Determination of Drug-to-Antibody Ratio for Antibody-Drug Conjugates Purified from Serum

Significance of the Topic

Antibody-drug conjugates (ADCs) combine the specificity of monoclonal antibodies with the potency of small-molecule drugs. The average number of drugs attached per antibody, known as the drug-to-antibody ratio (DAR), critically influences ADC efficacy, safety, and pharmacokinetics. Reliable DAR determination in biological matrices such as serum is essential for development, quality control, and pharmacokinetic studies.

Objectives and Study Overview

This study presents an integrated workflow to automate ADC purification from serum and to determine DAR with minimal manual intervention. Key goals included reducing hands-on time, minimizing variability, and increasing sample throughput while maintaining high sensitivity and accuracy in DAR measurement across a range of ADC concentrations.

Methodology

• Affinity purification: HER2 extracellular domain was biotinylated and immobilized on streptavidin-coated AssayMAP cartridges. Rat serum spiked with a model ADC at defined concentrations (20–0.625 µg/mL) was processed on the Agilent AssayMAP Bravo using a controlled wash and elution protocol.
• Elution and sample preparation: ADC was eluted in acidic solution and neutralized with ammonium hydroxide to preserve intact mass.
• LC/MS analysis: Samples were analyzed on an Agilent 1290 Infinity UHPLC with a PLRP-S reversed-phase column operated at 80 °C using a water/acetonitrile gradient with 0.1 % formic acid. Eluate was directed into an Agilent 6550 Q-TOF mass spectrometer in positive ion mode with Dual Jet Stream ESI, acquiring high‐resolution mass spectra over 1,000–4,500 m/z.
• Data processing: Raw spectra were deconvoluted using Agilent MassHunter BioConfirm (maximum entropy algorithm), and DAR values and glycoform distributions were calculated with the MassHunter DAR Calculator.

Used Instrumentation

• Agilent AssayMAP Bravo automated liquid handler with streptavidin affinity cartridges
• Agilent 1290 Infinity UHPLC system with PLRP-S 150×2.1 mm column, 8 µm, 1000 Å
• Agilent 6550 Q-TOF accurate mass spectrometer with Dual Jet Stream electrospray source
• Agilent MassHunter BioConfirm and DAR Calculator software

Key Results and Discussion

• Purification performance: Automated affinity capture achieved high ADC recovery and purity from serum without detergents. Elution windows were free of interfering serum proteins.
• Spectral quality: Total ion chromatograms and extracted ion chromatograms showed consistent ADC peaks between 2.2 and 3.2 min. Deconvoluted spectra displayed seven DAR species (0–7), each with characteristic glycoform profiles.
• Reproducibility: At serum concentrations ≥1.25 µg/mL ADC, coefficient of variation (CV) for quantitation was <10 %. DAR values averaged 3.5±0.1 across all tested concentrations, closely matching the commercial reference.
• Lower limits: Acceptable deconvolution and DAR calculation were achieved down to 0.625 µg/mL serum concentration by injecting a larger fraction of the eluate, demonstrating the workflow's suitability for pharmacokinetic samples.

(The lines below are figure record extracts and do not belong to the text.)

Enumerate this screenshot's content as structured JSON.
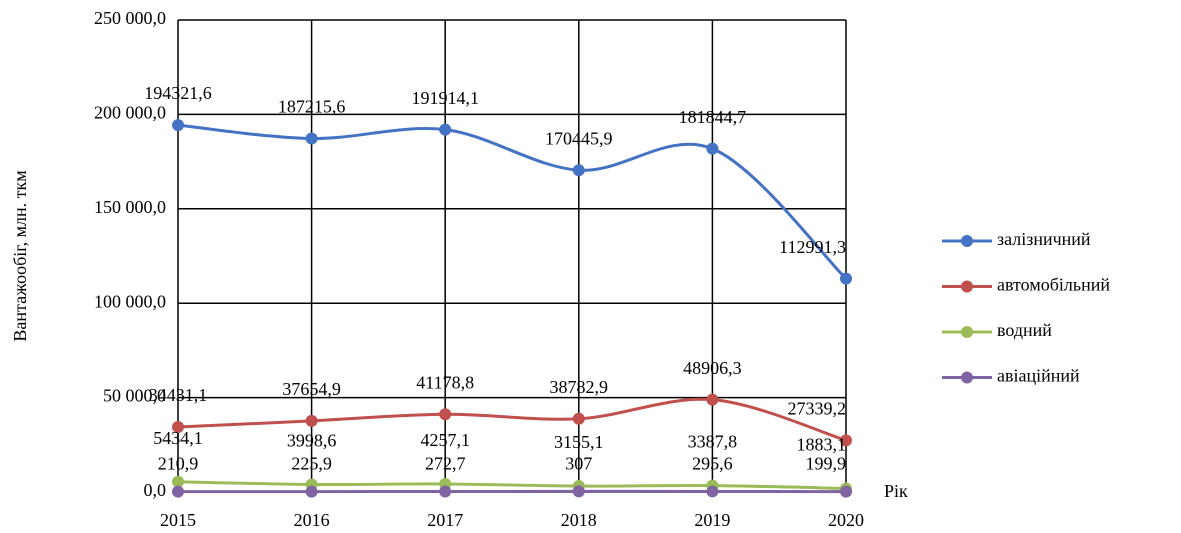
{
  "chart_data": {
    "type": "line",
    "y_label": "Вантажообіг, млн. ткм",
    "x_label": "Рік",
    "categories": [
      "2015",
      "2016",
      "2017",
      "2018",
      "2019",
      "2020"
    ],
    "ylim": [
      0,
      250000
    ],
    "yticks": [
      {
        "value": 0,
        "label": "0,0"
      },
      {
        "value": 50000,
        "label": "50 000,0"
      },
      {
        "value": 100000,
        "label": "100 000,0"
      },
      {
        "value": 150000,
        "label": "150 000,0"
      },
      {
        "value": 200000,
        "label": "200 000,0"
      },
      {
        "value": 250000,
        "label": "250 000,0"
      }
    ],
    "grid": true,
    "smooth": true,
    "legend": "right",
    "series": [
      {
        "name": "залізничний",
        "color": "#4472c4",
        "values": [
          194321.6,
          187215.6,
          191914.1,
          170445.9,
          181844.7,
          112991.3
        ],
        "value_labels": [
          "194321,6",
          "187215,6",
          "191914,1",
          "170445,9",
          "181844,7",
          "112991,3"
        ]
      },
      {
        "name": "автомобільний",
        "color": "#c0504d",
        "values": [
          34431.1,
          37654.9,
          41178.8,
          38782.9,
          48906.3,
          27339.2
        ],
        "value_labels": [
          "34431,1",
          "37654,9",
          "41178,8",
          "38782,9",
          "48906,3",
          "27339,2"
        ]
      },
      {
        "name": "водний",
        "color": "#9bbb59",
        "values": [
          5434.1,
          3998.6,
          4257.1,
          3155.1,
          3387.8,
          1883.1
        ],
        "value_labels": [
          "5434,1",
          "3998,6",
          "4257,1",
          "3155,1",
          "3387,8",
          "1883,1"
        ]
      },
      {
        "name": "авіаційний",
        "color": "#8064a2",
        "values": [
          210.9,
          225.9,
          272.7,
          307,
          295.6,
          199.9
        ],
        "value_labels": [
          "210,9",
          "225,9",
          "272,7",
          "307",
          "295,6",
          "199,9"
        ]
      }
    ]
  }
}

Benefits and Practical Applications

The automated workflow reduces manual labor, minimizes sample-to-sample variability, and lowers the risk of human error. It streamlines DAR determination for ADC development, quality control, and preclinical PK studies, and can be scaled to handle larger sample sets with minimal additional effort.

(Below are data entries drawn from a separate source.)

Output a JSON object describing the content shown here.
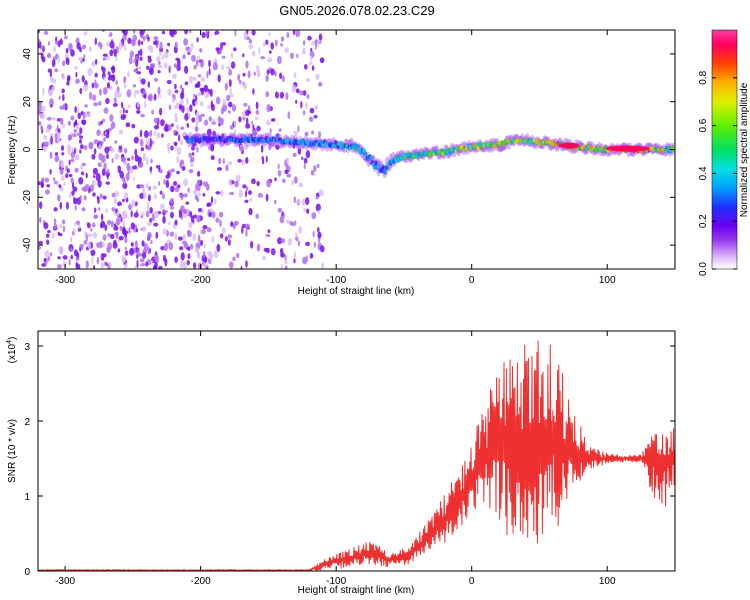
{
  "title": "GN05.2026.078.02.23.C29",
  "chart_data": [
    {
      "type": "heatmap",
      "name": "spectrogram",
      "xlabel": "Height of straight line (km)",
      "ylabel": "Frequency (Hz)",
      "xlim": [
        -320,
        150
      ],
      "ylim": [
        -50,
        50
      ],
      "xticks": [
        -300,
        -200,
        -100,
        0,
        100
      ],
      "yticks": [
        -40,
        -20,
        0,
        20,
        40
      ],
      "colorbar": {
        "label": "Normalized spectral amplitude",
        "range": [
          0.0,
          1.0
        ],
        "ticks": [
          0.0,
          0.2,
          0.4,
          0.6,
          0.8
        ],
        "colors": [
          "#ffffff",
          "#e4c8f8",
          "#9a3bf0",
          "#6a00ee",
          "#2030ff",
          "#00a0ff",
          "#00e0e0",
          "#00e060",
          "#60f000",
          "#e0f000",
          "#ffb000",
          "#ff4000",
          "#ff0060",
          "#ff40a0"
        ]
      },
      "ridge": {
        "x": [
          -205,
          -180,
          -150,
          -125,
          -100,
          -85,
          -78,
          -72,
          -65,
          -60,
          -50,
          -35,
          -20,
          0,
          20,
          35,
          50,
          65,
          80,
          100,
          120,
          150
        ],
        "frequency": [
          4,
          4,
          4,
          3,
          2,
          1,
          -2,
          -6,
          -9,
          -5,
          -3,
          -2,
          -1,
          1,
          2,
          4,
          3,
          2,
          1,
          0,
          0,
          0
        ],
        "amplitude": [
          0.3,
          0.32,
          0.34,
          0.38,
          0.42,
          0.45,
          0.4,
          0.38,
          0.35,
          0.4,
          0.45,
          0.5,
          0.55,
          0.6,
          0.62,
          0.6,
          0.6,
          0.8,
          0.7,
          0.6,
          0.9,
          0.5
        ]
      },
      "noise_region": {
        "x_from": -320,
        "x_to": -125,
        "typical_amplitude": 0.15
      }
    },
    {
      "type": "line",
      "name": "snr",
      "xlabel": "Height of straight line (km)",
      "ylabel": "SNR (10 * v/v)",
      "scale_label": "(x10",
      "scale_exp": "4",
      "xlim": [
        -320,
        150
      ],
      "ylim": [
        0,
        3.2
      ],
      "xticks": [
        -300,
        -200,
        -100,
        0,
        100
      ],
      "yticks": [
        0,
        1,
        2,
        3
      ],
      "color": "#ee3030",
      "envelope": {
        "x": [
          -320,
          -120,
          -105,
          -90,
          -75,
          -60,
          -45,
          -35,
          -25,
          -15,
          -5,
          5,
          15,
          25,
          35,
          45,
          55,
          65,
          75,
          85,
          95,
          105,
          115,
          125,
          135,
          145,
          150
        ],
        "low": [
          0,
          0,
          0.02,
          0.05,
          0.08,
          0.05,
          0.1,
          0.2,
          0.3,
          0.4,
          0.6,
          0.7,
          0.8,
          0.5,
          0.3,
          0.2,
          0.3,
          0.5,
          1.0,
          1.35,
          1.4,
          1.45,
          1.45,
          1.45,
          0.9,
          0.8,
          1.0
        ],
        "high": [
          0.02,
          0.02,
          0.2,
          0.3,
          0.4,
          0.25,
          0.35,
          0.6,
          0.9,
          1.2,
          1.5,
          2.0,
          2.5,
          2.9,
          3.0,
          3.1,
          3.15,
          2.8,
          2.2,
          1.7,
          1.6,
          1.55,
          1.55,
          1.55,
          2.0,
          2.1,
          2.0
        ]
      }
    }
  ]
}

Future Trends and Opportunities

• Integration of deglycosylation steps to simplify spectra and improve sensitivity
• Further miniaturization and higher-throughput cartridge formats for larger PK studies
• Coupling with targeted quantitation methods for simultaneous measurement of free drug and ADC species
• Application to a broader range of ADC constructs and post‐translational modification profiles

Conclusion

This study demonstrates a robust, automated platform for serum-based ADC DAR measurement. By combining affinity purification, high-resolution LC/MS, and dedicated software tools, the workflow delivers high accuracy, reproducibility, and throughput, meeting the stringent requirements of biotherapeutic development and pharmacokinetic analysis.

References

1. Perez H. L., et al. Antibody-drug conjugates: current status and future directions. Drug Discovery Today. 2014;19(7):869–881.
2. Beck A., et al. Cutting-edge mass spectrometry methods for the multi-level structural characterization of antibody-drug conjugates. Expert Rev Proteomics. 2016;13(2):157–183.
3. Xu K., et al. Characterization of intact antibody-drug conjugates from plasma/serum in vivo by affinity capture capillary liquid chromatography-mass spectrometry. Anal Biochem. 2011;412:56–66.